L-11: Protecting OGC Web Services with the 52°North Security System
The Open Source Software Initiative 52°North provides services and applications that enable OGC Web Service providers to protect their services from unrestricted access. The building blocks of this security system are Web Authentication Service (WAS) and Web Security Service (WSS). On success authentication by username and password a WAS issues an identity token compliant to the OASIS Security Assertions Markup Language (SAML). The WSS acts as a gateway to the protected OGC Web Service and receives the initial service request (e. g. GetMap) together with the SAML token. Based on this information the WSS performs access control by looking up the user.s rights and reacting accordingly: If the user has sufficient rights, it forwards the request to the protected service, otherwise the service request is rejected or modified to fit the user permissions.
Because the WSS defines a new protocol, standard OGC Web Service clients are not able to interact with the protected service via the WSS. To overcome this issue, we introduced a proxy component, the Web Security Client (WSC), that provides the interface of the protected service plus the capability to enter authentication information (e.g. username & password) as well as the desired WSS gateway URL. With this information the WSC handles the security communication with WAS and WSS transparently for the client, which just uses a WSC-provided specific proxy URL.
After a brief introduction into the basic concepts of the 52°North security system solution, the participants will set up a scenario installation of the system to restrict access to an example Web Map Service.

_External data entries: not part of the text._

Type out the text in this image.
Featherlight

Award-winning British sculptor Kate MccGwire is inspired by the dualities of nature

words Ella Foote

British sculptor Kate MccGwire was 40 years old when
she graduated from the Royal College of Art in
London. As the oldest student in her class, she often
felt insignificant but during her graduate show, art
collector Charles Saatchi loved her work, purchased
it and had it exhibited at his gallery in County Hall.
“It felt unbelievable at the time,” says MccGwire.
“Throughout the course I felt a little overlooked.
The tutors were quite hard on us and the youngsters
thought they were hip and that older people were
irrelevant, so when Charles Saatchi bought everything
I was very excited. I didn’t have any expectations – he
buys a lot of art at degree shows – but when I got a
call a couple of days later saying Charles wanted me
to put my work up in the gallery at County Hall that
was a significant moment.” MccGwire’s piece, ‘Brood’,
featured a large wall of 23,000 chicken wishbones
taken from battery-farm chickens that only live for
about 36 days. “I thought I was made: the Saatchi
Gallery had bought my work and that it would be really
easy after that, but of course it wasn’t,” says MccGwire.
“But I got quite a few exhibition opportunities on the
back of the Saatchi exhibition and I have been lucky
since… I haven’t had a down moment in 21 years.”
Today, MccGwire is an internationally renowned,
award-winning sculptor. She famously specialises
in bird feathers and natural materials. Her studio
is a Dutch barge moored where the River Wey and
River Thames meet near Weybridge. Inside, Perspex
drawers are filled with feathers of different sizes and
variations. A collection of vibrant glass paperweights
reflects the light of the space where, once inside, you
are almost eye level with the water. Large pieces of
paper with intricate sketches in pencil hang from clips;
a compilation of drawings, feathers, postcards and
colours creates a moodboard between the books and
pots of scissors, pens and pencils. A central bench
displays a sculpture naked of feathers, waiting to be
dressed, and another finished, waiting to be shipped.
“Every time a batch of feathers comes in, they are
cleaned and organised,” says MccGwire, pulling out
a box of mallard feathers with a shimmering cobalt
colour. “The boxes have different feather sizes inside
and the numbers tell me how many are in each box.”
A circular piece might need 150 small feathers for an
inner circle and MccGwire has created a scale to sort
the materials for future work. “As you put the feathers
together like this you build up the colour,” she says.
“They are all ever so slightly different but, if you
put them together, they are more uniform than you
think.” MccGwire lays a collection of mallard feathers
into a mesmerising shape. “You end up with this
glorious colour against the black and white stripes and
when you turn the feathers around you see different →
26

Setting up the scenario implies:
- Deployment and configuration of the WAS web application on an Apache Tomcat server
- Deployment and configuration of the WSS web application on an Apache Tomcat server
- Installation and configuration of the WSC desktop application
As part of the service configuration the participants will add users to the user repository for the WAS as well as define access policies for layers and/or operations of the protected WMS for the WSS.
After successful deployment and installation the protected service will be loaded into a web map client using different user profiles to visualize the effect of policy enforcement.
From March 2003 until October 2005 Jan Drewnak worked as a research associate at the Institute for Geoinformatics, Muenster, Germany. He is engaged in the German regional initiative .Spatial Data Infrustructure North Rhine-Westfalia. (GDI NRW) as a security architect and engineer. Since May 2005 he works as software consultant and engineer for the con terra GmbH, Muenster, with focus on security in spatial data infrastrructures. He also heads the 52°North Open Source Initiative's "Security Community".